Multi-D models of circumstellar shells around evolved massive stars

Allard Jan van Marle$^{1,2}$, Rony Keppens$^1$

1-Centre for Plasma Astrophysics, KU Leuven;
2-Institute of Astronomy, KU Leuven

Massive stars shape their surrounding medium through the force of their stellar winds, which collide with the circumstellar medium. Since the characteristics of these stellar winds vary over the course of the evolution of the star, the circumstellar matter becomes a reflection of the stellar evolution and can be used to determine the characteristics of the progenitor star. In particular, whenever a fast wind phase follows a slow wind phase, the fast wind sweeps up its predecessor in a shell, which is observed as a circumstellar nebula.
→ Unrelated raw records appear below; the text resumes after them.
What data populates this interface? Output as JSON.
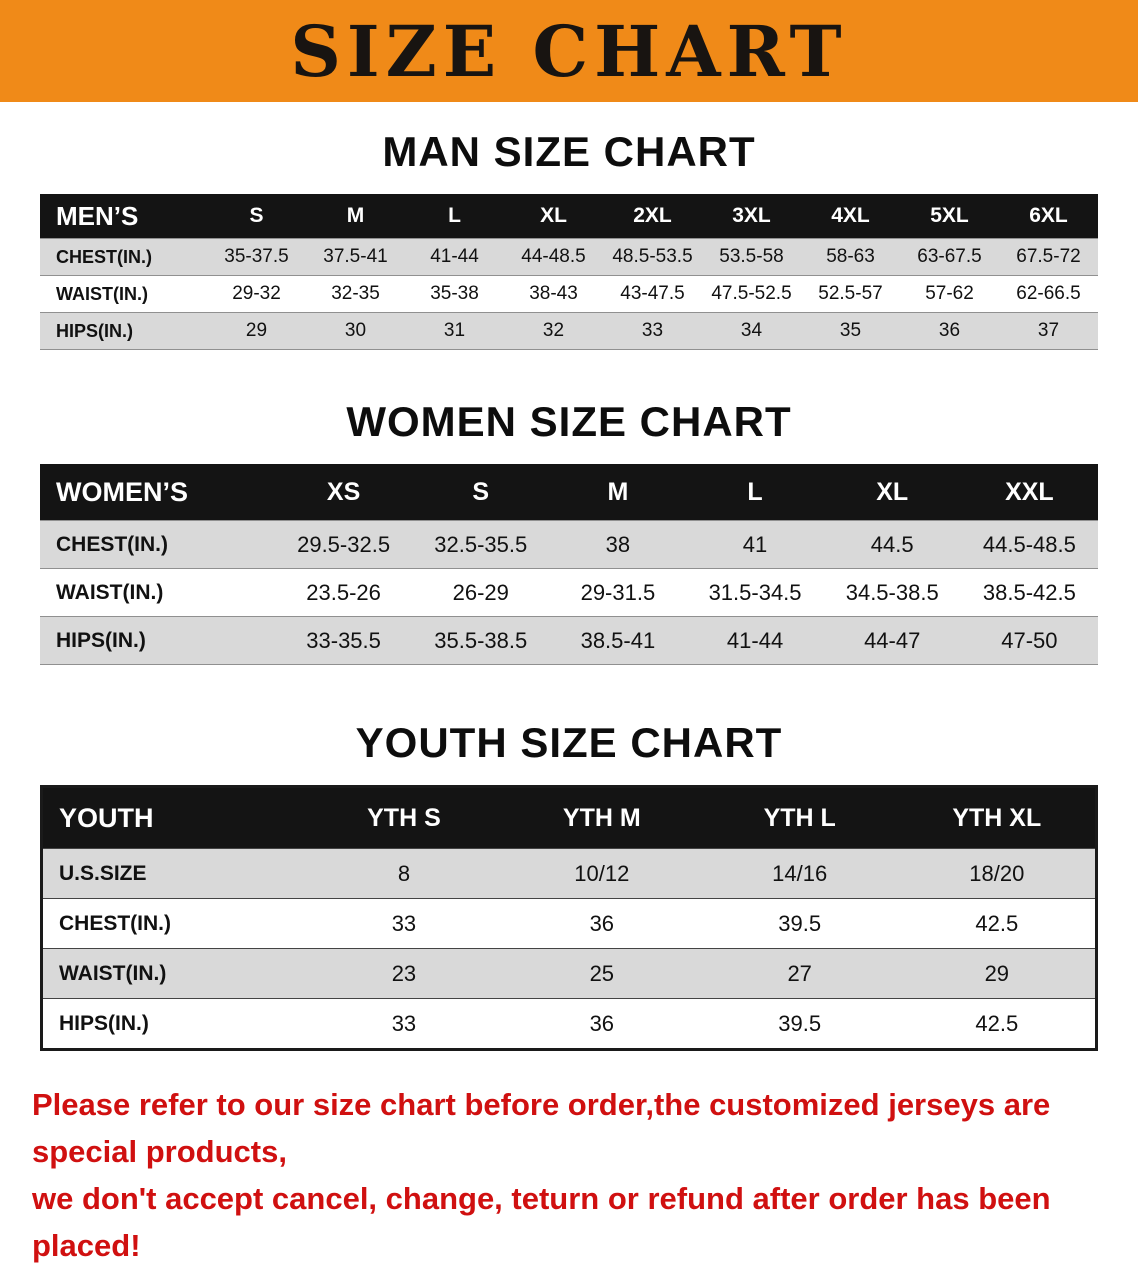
{
  "banner": {
    "title": "SIZE CHART",
    "bg_color": "#f08a18",
    "text_color": "#181411"
  },
  "colors": {
    "table_header_bg": "#141414",
    "row_shade": "#d9d9d9",
    "note_red": "#d01010"
  },
  "sections": [
    {
      "id": "men",
      "heading": "MAN SIZE CHART",
      "table": {
        "header": [
          "MEN’S",
          "S",
          "M",
          "L",
          "XL",
          "2XL",
          "3XL",
          "4XL",
          "5XL",
          "6XL"
        ],
        "rows": [
          [
            "CHEST(IN.)",
            "35-37.5",
            "37.5-41",
            "41-44",
            "44-48.5",
            "48.5-53.5",
            "53.5-58",
            "58-63",
            "63-67.5",
            "67.5-72"
          ],
          [
            "WAIST(IN.)",
            "29-32",
            "32-35",
            "35-38",
            "38-43",
            "43-47.5",
            "47.5-52.5",
            "52.5-57",
            "57-62",
            "62-66.5"
          ],
          [
            "HIPS(IN.)",
            "29",
            "30",
            "31",
            "32",
            "33",
            "34",
            "35",
            "36",
            "37"
          ]
        ]
      }
    },
    {
      "id": "women",
      "heading": "WOMEN SIZE CHART",
      "table": {
        "header": [
          "WOMEN’S",
          "XS",
          "S",
          "M",
          "L",
          "XL",
          "XXL"
        ],
        "rows": [
          [
            "CHEST(IN.)",
            "29.5-32.5",
            "32.5-35.5",
            "38",
            "41",
            "44.5",
            "44.5-48.5"
          ],
          [
            "WAIST(IN.)",
            "23.5-26",
            "26-29",
            "29-31.5",
            "31.5-34.5",
            "34.5-38.5",
            "38.5-42.5"
          ],
          [
            "HIPS(IN.)",
            "33-35.5",
            "35.5-38.5",
            "38.5-41",
            "41-44",
            "44-47",
            "47-50"
          ]
        ]
      }
    },
    {
      "id": "youth",
      "heading": "YOUTH SIZE CHART",
      "table": {
        "header": [
          "YOUTH",
          "YTH S",
          "YTH M",
          "YTH L",
          "YTH XL"
        ],
        "rows": [
          [
            "U.S.SIZE",
            "8",
            "10/12",
            "14/16",
            "18/20"
          ],
          [
            "CHEST(IN.)",
            "33",
            "36",
            "39.5",
            "42.5"
          ],
          [
            "WAIST(IN.)",
            "23",
            "25",
            "27",
            "29"
          ],
          [
            "HIPS(IN.)",
            "33",
            "36",
            "39.5",
            "42.5"
          ]
        ]
      }
    }
  ],
  "footer_note": {
    "lines": [
      "Please refer to our size chart before order,the customized jerseys are special products,",
      "we don't accept cancel, change, teturn or refund after order has been placed!"
    ]
  }
}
We make 2-D and 3-D numerical simulations of fast stellar winds sweeping up their slow predecessors to investigate whether numerical models of these shells have to be 3-D, or whether 2-D models are sufficient to reproduce the shells correctly. We focus on those situations where a fast Wolf-Rayet (WR) star wind sweeps up the slower wind emitted by its predecessor, being either a red supergiant or a luminous blue variable. As the fast WR wind expands, it creates a dense shell of swept up material that expands outward, driven by the high pressure of the shocked WR wind. These shells are subject to a fair variety of hydrodynamic-radiative instabilities. If the WR wind is expanding into the wind of a luminous blue variable phase, the instabilities will tend to form a fairly small-scale, regular filamentary lattice with thin filaments connecting knotty features. If the WR wind is sweeping up a red supergiant wind, the instabilities will form larger interconnected structures with less regularity. Our results show that 3-D models, when translated to observed morphologies, give realistic results that can be compared directly to observations. The 3-D structure of the nebula will help to distinguish different progenitor scenarios.